HSBC’s Chief Economist for China and co-head of the bank’s Asian Economic Research, Hongbin Qu, has stated that “domestic demand showed mild improvement and deflationary pressures eased, but downside risks to growth are still evident as both new export orders and employment contracted. The State Council released new measures to support growth and employment after the release of Q1 GDP. Whilst initial impact will likely be limited, they signalled readiness to do more if necessary. We think more measures may be unveiled in the coming months and the PBoC will keep sufficient liquidity.”
With the FED Exiting its QE Program, SAFE is Worried About FX Flows
The Chinese government seems to remain committed to protect the Chinese economy from risks associated to capital flows which might be triggered by the end of the Federal Reserve’s quantitative easing (QE) tapering efforts.
SAFE has stated back in the beginning of April that “the global market will repeatedly speculate about the Fed’s exit from quantitative easing and the negative impact will gradually build, emerging markets may face turmoil once again and it may spread to China.”
In fact this statement may be underestimating the impact of the Chinese economy and the CNY on the rest of the emerging markets – with global liquidity shrinking, policymakers in the world’s second biggest economy are forced to provide local stimulative policies and unlock credit flows to compensate for the pullback of dollar liquidity.

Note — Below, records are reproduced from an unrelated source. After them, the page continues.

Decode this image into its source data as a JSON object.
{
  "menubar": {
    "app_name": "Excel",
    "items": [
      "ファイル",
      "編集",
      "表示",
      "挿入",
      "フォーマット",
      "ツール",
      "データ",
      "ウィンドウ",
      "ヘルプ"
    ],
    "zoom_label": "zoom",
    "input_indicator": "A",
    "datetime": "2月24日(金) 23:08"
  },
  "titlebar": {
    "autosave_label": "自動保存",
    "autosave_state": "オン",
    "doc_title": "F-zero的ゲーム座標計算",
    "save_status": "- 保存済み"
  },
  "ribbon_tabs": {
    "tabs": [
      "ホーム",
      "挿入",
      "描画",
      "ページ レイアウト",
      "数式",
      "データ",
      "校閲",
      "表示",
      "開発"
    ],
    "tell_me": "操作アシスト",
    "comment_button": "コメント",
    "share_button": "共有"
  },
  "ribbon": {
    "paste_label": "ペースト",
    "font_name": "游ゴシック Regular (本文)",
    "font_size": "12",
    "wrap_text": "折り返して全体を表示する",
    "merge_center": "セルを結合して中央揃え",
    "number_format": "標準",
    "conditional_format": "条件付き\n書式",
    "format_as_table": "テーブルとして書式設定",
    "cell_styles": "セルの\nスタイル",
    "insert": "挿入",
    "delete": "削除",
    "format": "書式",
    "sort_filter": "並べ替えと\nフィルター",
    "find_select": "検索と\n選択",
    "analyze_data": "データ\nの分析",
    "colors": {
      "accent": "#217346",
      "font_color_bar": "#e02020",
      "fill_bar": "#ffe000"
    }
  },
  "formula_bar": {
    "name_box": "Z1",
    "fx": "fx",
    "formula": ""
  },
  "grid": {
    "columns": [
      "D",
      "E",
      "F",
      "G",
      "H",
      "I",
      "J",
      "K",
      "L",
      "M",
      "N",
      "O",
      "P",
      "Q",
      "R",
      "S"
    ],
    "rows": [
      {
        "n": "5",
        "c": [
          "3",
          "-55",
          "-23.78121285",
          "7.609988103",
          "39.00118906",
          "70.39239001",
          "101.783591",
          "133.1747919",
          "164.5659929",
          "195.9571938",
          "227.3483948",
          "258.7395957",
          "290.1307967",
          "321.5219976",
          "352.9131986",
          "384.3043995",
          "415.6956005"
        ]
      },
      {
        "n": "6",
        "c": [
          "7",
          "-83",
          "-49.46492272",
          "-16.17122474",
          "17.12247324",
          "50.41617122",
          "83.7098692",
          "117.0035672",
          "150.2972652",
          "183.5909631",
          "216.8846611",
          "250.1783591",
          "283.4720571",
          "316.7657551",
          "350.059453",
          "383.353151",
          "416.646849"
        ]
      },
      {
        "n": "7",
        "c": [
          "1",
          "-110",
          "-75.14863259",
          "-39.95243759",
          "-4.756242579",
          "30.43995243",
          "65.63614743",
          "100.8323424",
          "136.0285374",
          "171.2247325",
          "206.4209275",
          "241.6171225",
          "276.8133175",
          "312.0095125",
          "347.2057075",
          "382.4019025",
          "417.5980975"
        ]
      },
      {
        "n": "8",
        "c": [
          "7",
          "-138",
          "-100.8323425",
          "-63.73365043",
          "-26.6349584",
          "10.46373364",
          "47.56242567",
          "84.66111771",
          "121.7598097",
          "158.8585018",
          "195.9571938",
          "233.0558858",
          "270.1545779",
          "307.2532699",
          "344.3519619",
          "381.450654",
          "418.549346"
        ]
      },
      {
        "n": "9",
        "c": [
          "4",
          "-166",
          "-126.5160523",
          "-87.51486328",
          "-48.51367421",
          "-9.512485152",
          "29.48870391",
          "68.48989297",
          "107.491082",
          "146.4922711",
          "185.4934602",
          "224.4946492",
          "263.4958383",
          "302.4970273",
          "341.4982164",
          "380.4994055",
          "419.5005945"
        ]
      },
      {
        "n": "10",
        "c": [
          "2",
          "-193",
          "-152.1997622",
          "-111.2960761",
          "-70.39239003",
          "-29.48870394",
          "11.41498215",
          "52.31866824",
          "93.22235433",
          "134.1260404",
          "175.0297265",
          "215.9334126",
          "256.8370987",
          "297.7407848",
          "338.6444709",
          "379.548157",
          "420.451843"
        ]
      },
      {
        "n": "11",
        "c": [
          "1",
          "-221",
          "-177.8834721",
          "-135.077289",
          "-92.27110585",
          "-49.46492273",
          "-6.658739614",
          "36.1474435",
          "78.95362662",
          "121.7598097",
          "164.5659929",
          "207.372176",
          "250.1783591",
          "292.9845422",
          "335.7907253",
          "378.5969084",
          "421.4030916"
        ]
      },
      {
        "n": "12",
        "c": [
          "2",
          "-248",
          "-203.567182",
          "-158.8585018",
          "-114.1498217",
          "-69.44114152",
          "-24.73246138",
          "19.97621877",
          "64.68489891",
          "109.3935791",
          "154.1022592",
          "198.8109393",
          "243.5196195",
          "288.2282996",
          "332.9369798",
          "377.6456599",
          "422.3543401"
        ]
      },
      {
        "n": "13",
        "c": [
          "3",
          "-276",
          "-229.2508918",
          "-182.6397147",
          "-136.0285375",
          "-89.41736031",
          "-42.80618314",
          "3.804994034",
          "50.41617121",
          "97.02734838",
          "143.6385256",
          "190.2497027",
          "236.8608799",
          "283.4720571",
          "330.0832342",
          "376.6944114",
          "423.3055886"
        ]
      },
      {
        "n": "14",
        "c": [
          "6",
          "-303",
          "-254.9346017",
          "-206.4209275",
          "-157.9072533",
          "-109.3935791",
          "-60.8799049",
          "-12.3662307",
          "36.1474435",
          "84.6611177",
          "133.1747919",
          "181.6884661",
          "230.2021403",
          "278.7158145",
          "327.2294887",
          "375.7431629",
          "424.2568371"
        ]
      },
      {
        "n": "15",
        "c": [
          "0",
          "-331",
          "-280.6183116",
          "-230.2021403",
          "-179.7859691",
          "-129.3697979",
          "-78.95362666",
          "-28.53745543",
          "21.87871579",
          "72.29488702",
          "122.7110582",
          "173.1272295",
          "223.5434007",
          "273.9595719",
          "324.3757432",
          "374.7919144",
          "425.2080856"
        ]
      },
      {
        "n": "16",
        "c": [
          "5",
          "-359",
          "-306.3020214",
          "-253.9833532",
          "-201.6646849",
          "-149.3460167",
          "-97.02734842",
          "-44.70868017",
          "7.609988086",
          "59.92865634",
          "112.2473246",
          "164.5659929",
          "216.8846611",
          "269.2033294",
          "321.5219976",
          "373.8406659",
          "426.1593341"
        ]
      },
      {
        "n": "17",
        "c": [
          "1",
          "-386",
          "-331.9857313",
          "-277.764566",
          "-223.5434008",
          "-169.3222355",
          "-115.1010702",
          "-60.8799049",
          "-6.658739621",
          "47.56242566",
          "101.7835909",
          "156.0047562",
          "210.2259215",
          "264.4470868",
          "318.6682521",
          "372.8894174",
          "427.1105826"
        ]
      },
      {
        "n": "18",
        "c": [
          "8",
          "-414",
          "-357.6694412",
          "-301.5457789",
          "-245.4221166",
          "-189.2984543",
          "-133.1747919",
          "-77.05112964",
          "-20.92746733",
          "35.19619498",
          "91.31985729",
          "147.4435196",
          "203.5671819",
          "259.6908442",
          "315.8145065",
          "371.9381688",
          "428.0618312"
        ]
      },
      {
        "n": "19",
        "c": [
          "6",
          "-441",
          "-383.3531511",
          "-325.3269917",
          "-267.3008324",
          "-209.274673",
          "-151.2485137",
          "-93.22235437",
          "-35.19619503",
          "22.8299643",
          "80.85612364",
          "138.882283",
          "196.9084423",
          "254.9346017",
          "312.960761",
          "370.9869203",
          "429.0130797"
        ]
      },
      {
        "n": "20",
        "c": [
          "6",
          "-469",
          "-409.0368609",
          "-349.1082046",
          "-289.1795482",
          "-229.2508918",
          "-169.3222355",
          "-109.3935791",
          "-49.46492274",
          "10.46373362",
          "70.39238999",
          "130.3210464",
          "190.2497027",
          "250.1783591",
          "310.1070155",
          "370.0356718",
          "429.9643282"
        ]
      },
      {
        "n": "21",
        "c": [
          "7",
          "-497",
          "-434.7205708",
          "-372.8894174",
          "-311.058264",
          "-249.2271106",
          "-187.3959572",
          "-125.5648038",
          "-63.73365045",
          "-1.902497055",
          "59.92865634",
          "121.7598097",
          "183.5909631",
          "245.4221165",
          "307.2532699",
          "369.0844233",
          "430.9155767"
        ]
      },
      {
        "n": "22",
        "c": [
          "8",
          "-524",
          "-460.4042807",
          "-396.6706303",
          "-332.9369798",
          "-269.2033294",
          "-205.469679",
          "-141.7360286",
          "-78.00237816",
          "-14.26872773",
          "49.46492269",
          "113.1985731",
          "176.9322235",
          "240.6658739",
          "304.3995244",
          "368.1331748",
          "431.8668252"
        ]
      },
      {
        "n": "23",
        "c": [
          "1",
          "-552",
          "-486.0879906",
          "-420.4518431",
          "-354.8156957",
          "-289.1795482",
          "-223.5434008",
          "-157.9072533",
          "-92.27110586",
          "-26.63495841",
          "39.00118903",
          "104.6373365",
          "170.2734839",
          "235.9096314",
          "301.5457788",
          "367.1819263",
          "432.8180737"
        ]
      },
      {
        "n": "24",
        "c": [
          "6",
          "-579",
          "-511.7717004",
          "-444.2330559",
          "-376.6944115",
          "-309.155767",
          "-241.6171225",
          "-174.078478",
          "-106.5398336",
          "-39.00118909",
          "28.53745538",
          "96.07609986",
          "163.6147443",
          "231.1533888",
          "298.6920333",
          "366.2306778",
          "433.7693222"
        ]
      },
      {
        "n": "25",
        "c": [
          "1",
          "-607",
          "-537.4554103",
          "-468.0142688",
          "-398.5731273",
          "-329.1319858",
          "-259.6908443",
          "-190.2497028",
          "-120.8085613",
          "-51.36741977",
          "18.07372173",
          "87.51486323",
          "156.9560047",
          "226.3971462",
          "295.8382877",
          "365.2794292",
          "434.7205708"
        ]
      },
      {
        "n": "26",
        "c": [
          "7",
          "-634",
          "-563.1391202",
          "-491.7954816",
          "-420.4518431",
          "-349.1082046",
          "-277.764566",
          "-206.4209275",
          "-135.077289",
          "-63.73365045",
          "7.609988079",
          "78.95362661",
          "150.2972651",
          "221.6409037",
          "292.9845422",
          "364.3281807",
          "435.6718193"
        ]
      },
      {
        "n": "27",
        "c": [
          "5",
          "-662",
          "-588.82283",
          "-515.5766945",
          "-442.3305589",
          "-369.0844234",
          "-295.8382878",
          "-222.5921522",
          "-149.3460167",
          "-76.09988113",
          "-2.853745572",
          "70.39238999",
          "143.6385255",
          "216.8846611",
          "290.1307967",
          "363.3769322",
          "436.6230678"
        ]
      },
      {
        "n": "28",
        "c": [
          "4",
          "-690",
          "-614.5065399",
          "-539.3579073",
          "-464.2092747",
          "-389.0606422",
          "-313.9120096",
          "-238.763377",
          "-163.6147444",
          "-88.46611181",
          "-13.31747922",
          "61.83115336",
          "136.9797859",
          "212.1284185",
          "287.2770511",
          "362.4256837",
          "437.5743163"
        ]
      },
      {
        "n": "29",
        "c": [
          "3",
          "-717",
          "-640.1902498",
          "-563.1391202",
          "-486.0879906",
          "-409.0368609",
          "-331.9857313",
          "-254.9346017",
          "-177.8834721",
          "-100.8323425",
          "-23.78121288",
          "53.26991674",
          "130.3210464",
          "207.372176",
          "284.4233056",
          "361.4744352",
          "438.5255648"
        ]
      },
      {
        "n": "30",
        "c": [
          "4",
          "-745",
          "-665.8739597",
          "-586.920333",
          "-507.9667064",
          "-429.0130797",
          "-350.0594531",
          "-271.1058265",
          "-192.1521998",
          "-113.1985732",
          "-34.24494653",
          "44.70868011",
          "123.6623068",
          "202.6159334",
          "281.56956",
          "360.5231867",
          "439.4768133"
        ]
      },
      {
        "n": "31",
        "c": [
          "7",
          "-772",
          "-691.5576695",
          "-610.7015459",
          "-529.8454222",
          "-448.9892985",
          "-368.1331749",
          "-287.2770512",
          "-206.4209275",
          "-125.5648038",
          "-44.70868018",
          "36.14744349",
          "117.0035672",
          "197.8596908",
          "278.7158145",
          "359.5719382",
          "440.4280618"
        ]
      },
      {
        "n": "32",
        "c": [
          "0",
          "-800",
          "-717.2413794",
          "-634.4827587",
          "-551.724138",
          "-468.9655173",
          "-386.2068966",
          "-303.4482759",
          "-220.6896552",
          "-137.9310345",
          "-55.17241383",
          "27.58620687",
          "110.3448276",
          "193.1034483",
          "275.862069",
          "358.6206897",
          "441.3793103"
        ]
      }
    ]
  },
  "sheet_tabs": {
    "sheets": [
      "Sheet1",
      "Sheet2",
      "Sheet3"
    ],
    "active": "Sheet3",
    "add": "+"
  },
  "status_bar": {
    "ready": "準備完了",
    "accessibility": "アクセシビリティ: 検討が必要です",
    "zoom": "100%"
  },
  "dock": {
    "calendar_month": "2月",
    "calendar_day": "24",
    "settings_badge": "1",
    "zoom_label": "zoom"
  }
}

These efforts are rapidly spreading to the rest of the EM complex, unlike SAFE’s assumption that the Chinese economy is likely to be involved after a hit to other emerging markets.
Currency flows are leaving EMs vulnerable, as more and more FX brokerages are realising that they need to start offering exotic currency pairs to pick up some of the slack which major FX crosses are leaving with the Euro’s yearly implied volatility at the lowest levels since the beginning of 2008. As the FED is exiting its largest stimulative effort yet, the “damn if they do and damned if they don’t” effect is rippling through emerging markets first which is an opportunity that can not be ignored.